The rally in fed cattle prices is long over-due, and finally bringing some holiday cheer to feedyard managers. Prices for Choice fed steers are up 13 percent over the past 6 weeks, with last week’s trade at $77.50. Through Wednesday of this week, feeders were asking $78 to $79, with ideas the market will reach $80 by year-end despite the holiday-shortened kill for the next two weeks.

Boxed-beef prices reached new recent highs this week above $129, which supports cattle feeder ideas that packers are willing to pay up on live cattle. Declines in slaughter numbers and strong beef demand continue to be the driving force behind the market.

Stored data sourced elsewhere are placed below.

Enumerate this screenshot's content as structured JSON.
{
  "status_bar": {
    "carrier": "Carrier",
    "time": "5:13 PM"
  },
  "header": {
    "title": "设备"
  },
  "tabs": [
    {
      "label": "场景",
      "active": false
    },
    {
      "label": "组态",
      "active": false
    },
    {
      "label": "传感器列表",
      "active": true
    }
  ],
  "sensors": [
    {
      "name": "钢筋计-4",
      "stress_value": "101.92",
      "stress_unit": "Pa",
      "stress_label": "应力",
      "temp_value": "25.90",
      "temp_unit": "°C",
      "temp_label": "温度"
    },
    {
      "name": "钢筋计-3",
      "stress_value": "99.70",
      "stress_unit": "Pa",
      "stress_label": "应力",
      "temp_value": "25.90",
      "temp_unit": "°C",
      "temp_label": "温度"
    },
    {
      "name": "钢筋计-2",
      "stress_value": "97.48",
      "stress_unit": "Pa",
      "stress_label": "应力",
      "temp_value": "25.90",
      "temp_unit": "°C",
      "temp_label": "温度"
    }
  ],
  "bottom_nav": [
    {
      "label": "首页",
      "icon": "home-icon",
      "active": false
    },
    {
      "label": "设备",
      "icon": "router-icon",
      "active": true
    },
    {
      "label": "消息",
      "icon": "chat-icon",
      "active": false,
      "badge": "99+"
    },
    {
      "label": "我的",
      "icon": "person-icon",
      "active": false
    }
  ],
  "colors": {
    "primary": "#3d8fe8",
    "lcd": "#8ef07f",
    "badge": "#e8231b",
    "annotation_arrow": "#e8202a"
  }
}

Cold weather throughout much of cattle feeding country, and feedyard showlists that are more current than earlier this fall have provided feeders with marketing leverage. Both of those factors provide short-term support to the market, but the longer-term outlook is also positive.

Throughout most of 2000, cattle feeders have struggled with large numbers of market-ready cattle and record large weights on cattle slaughtered. But the coming year promises to bring lower beef production due to tighter supplies of available cattle. Jim Gill, market director for the Texas Cattle Feeders Association (TCFA), says beef production will be near 26 billion pounds in 2001, 3.1 percent below 2000.

“This will be the first decrease in beef production since 1993 and will put annual per-capita beef consumption around 66.5 pounds on a retail weight basis.” Gill says the drop in beef production will stem mainly from the expectation that average carcass weights will fall back from the record 745 pounds in 2000. “We placed a lot of lightweight calves the last half of 2000 and particularly the last three months. Lighter weight calves produce lighter weight finished cattle, which yield lighter weight carcasses.”

Another significant factor in the direction of cattle prices during 2001 is the expected beginning of expansion of the nation’s cowherd. Many analysts expect ranchers to begin keeping more heifers for breeding rather than selling them as feeder cattle. That would further reduce the available supplies of feeder cattle, with a corresponding decline in available slaughter cattle.


Some signs of herd expansion are expected to be revealed in late-January when the U.S. Department of Agriculture releases heifer retention figures in its annual cattle inventory report.

Ranchers are finding plenty of financial incentive to expand their herds through the rises in feeder cattle prices. The average price of 500- to 550-pound steers will be over $1 for 2000, which is up from 89 cents in 1999, and 84 cents in 1998. And prices are likely to move higher with fewer heifers available to fill feedyard and packer supply line.

Most analysts expect fed cattle prices to reach the $80 level soon, which will be the first time since May 1993. Such prices are good for feedyards, which have struggled with heavy losses during much of 2000. The downside to tight supplies and higher prices is the impact created on consumer demand. Lower beef production will push retail prices higher in 2001, opening the door for more competition from poultry and pork.